Bisnis.com, JAKARTA—Pemerintah Indonesia telah melakukan pembatasan kepada wartawan yang hendak melakukan liputan di Papua. Pembatasan itu telah terjadi sejak 50 tahun silam.
Dewan Pers bersama Yayasan Pantau dan wartawan Papua mendesak pemerintah untuk memberikan perlakukan yang sama pada wartawan yang hendak meliput Papua, sama seperti meliput di provinsi lain.
Anggota Dewan Pers Yosep Adi Prasetyo akan menyurati Menteri Koordinator Politik, Hukum dan Keamanan (Menpolhukam) agar wartawan mendapat perlakuan yang sama saat meliput Papua.
Dua bulan lalu, Dewan Pers telah menerima pengaduan dari wartawan asal Sorong terkait ketertutupan informasi di Papua. Yosep mengatakan ketertutupan terjadi karena ada pemberitahuan dari intelijen.
“Kami ingin meminta audiensi kepada Menpolhukam, TNI, BIS (Badan Intelijen Strategis), BIN Kapolri, dan Kementerian Luar Negeri,” ungkapnya usai audiensi dengan Yayasan Pantau, Rabu (16/10/2013).
Berdasarkan buku yang ditulis oleh John Saltford pembatasaan ke provinsi paling Timur ini telah ada sejak 1963. Orang asing diharuskan memegang surat izin khusus untuk datang ke Papua. Surat izin macam ini secara rutin kerap diproses lambat di Jakarta bahkan ditolak, upaya menghambat wartawan internasional dan organisasi masyarakat sipil.
Yosep menegaskan pemerintah harus lebih maju berfikir, membuka ruang kebebasan reformasi, ternasuk pada Undang-Undang Pers No.40 Tahun 1999.
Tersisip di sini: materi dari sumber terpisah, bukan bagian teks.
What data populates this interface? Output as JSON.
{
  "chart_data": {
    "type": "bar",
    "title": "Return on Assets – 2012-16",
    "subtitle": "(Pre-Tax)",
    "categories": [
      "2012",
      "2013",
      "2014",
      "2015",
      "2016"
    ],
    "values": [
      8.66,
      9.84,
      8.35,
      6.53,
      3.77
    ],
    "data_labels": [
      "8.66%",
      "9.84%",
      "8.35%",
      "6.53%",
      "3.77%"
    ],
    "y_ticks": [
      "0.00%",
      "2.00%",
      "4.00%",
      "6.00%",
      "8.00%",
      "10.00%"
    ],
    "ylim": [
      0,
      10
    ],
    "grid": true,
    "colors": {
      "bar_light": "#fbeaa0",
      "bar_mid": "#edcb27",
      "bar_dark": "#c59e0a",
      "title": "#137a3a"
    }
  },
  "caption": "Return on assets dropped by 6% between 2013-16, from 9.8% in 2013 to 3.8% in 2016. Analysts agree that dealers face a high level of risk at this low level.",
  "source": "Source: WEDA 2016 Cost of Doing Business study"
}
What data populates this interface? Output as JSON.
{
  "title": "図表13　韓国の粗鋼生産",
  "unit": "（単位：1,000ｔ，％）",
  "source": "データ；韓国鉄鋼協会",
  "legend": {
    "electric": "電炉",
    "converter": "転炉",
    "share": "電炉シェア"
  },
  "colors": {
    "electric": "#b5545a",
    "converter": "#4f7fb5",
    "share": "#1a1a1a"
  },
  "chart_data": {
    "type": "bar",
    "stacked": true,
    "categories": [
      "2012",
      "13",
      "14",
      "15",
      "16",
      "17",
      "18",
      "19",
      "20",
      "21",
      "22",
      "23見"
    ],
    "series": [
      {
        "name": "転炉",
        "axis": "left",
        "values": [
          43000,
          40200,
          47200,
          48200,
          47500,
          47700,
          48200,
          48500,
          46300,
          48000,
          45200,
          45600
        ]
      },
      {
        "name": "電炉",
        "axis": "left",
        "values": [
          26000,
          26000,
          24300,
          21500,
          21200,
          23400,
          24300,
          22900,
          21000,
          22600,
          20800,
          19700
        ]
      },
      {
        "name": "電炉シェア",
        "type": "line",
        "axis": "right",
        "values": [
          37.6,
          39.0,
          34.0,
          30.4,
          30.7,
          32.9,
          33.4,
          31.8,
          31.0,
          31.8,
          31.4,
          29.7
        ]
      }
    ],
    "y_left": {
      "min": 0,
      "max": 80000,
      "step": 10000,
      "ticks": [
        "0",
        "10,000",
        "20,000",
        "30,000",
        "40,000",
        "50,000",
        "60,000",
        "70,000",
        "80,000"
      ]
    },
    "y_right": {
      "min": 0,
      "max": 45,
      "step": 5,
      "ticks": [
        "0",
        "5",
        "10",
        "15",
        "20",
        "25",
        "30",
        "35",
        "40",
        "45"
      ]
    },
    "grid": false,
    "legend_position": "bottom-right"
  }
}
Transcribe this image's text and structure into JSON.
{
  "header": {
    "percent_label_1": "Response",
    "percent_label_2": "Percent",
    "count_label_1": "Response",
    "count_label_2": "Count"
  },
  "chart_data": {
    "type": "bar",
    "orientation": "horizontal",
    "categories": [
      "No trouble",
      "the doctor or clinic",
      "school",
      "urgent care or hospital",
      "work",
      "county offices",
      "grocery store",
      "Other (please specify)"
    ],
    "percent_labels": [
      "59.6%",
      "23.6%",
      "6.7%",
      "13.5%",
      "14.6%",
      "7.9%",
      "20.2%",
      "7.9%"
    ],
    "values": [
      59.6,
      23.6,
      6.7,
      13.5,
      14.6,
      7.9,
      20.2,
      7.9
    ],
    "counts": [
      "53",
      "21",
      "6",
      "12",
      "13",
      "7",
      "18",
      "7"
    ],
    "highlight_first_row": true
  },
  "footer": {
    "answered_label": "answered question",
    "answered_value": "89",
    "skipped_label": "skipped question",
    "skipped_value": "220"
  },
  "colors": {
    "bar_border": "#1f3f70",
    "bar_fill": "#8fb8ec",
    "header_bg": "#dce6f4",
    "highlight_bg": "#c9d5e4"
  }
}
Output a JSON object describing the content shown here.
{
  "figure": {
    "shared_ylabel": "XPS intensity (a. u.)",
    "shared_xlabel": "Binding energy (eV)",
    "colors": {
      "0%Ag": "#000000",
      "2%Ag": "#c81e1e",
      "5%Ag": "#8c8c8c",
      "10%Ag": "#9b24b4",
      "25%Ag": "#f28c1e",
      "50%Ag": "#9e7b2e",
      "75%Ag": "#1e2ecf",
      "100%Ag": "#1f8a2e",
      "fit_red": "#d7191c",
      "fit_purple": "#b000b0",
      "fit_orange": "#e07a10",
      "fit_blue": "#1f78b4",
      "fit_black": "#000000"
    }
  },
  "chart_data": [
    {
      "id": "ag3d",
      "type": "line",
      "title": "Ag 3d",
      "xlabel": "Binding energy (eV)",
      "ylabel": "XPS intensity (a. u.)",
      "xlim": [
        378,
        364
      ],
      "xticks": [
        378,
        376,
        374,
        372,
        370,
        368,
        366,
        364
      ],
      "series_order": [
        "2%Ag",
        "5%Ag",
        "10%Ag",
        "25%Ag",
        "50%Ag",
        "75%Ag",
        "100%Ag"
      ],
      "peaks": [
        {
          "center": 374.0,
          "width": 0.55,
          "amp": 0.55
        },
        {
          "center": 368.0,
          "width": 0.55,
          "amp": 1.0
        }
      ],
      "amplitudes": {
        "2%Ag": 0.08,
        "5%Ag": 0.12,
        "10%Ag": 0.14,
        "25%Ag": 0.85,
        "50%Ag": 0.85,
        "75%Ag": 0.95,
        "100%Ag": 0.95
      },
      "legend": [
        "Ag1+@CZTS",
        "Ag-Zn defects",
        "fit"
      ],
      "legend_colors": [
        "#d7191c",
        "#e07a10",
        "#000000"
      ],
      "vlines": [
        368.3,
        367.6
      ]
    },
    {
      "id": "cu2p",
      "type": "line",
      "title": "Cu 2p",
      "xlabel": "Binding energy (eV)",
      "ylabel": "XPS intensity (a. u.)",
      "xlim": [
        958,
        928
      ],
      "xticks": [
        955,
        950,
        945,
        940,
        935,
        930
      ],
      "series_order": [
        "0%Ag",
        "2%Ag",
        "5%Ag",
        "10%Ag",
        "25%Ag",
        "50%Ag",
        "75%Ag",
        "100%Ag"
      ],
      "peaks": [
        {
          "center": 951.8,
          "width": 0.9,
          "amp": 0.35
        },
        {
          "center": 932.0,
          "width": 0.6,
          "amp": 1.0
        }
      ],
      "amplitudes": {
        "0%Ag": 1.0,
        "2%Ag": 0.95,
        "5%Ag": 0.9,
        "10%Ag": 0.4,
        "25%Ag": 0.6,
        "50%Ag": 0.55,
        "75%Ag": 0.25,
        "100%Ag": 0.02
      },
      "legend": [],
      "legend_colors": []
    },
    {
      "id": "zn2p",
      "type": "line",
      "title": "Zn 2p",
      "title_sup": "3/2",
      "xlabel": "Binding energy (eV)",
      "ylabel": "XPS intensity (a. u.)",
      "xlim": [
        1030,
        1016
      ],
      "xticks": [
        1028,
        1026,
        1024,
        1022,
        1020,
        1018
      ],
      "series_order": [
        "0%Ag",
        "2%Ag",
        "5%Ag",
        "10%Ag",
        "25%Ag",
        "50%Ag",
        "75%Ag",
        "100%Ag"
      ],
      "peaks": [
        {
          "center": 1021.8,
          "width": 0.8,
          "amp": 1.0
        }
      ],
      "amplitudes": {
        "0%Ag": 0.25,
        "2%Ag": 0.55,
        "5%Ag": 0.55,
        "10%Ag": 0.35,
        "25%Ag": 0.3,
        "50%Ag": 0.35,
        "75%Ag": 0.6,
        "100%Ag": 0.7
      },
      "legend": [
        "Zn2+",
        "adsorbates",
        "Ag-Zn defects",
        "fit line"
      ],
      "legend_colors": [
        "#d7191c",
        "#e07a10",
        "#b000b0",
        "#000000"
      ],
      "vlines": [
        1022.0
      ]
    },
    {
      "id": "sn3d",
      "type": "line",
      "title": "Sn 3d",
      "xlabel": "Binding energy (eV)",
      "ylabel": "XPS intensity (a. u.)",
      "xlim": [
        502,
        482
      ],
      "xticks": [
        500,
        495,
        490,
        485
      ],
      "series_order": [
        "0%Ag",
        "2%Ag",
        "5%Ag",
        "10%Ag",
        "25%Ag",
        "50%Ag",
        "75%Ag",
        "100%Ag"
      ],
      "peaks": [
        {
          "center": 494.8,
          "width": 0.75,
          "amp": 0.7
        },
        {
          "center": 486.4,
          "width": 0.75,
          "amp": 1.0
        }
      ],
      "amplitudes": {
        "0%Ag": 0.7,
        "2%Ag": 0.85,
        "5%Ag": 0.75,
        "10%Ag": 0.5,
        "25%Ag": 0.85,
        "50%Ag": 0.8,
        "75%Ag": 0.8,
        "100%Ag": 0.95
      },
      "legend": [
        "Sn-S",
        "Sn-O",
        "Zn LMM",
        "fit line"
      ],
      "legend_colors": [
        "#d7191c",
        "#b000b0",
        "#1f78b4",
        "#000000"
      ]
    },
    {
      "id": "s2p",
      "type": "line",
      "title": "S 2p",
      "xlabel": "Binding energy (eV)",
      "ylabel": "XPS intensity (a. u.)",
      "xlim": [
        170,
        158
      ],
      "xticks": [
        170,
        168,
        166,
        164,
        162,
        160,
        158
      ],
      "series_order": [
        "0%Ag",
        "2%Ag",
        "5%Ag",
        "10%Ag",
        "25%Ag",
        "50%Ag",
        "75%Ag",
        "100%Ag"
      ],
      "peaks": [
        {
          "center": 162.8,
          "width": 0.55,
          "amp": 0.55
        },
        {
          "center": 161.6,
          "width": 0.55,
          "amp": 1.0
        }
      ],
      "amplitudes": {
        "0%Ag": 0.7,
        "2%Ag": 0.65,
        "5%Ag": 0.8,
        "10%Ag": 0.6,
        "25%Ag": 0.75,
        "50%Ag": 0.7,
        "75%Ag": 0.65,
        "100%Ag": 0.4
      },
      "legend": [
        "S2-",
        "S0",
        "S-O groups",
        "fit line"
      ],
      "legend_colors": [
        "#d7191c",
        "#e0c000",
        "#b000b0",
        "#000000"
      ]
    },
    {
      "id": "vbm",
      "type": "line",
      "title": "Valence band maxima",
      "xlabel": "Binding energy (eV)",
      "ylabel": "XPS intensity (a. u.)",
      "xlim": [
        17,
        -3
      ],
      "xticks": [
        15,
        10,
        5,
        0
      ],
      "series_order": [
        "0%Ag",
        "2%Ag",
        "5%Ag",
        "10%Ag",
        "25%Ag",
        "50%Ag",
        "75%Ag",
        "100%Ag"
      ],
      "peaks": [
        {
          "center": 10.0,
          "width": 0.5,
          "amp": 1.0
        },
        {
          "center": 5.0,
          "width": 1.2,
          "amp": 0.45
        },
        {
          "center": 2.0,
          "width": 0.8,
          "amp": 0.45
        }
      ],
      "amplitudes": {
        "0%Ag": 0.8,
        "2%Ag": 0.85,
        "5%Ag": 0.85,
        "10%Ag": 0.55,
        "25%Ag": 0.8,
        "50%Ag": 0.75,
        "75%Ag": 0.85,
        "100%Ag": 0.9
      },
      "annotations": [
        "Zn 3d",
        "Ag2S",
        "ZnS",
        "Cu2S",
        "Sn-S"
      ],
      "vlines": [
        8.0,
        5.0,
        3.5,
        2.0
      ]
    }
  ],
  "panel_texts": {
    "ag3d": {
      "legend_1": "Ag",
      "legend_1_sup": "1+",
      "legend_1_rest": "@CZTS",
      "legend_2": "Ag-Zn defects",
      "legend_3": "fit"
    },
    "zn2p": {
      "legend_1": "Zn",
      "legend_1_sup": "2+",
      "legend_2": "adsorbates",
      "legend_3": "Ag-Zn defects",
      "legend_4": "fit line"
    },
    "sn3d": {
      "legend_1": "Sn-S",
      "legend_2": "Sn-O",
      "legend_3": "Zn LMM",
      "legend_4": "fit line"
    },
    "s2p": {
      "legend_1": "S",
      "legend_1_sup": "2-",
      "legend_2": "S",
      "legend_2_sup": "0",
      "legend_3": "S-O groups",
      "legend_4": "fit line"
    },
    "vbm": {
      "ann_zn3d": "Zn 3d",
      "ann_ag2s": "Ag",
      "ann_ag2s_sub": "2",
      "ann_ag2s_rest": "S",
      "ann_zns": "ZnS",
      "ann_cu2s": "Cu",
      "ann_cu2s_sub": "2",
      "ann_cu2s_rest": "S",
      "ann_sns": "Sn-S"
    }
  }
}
Perwakilan Yayasan Pantau Andreas Harsono mengatakan pemerintah tak boleh membiarkan Papua tertutup dari informasi. “Padahal Gubernur Papua telah mempersilahkan wartawan asing untuk berkunjung ke Papua. Hal itu sudah tepat karena kebenaran harus diberitakan. Dan wartawan harus mendapatkan perlakuan yang sama meliput provinsi lain sama seperti Papua,” tegasnya.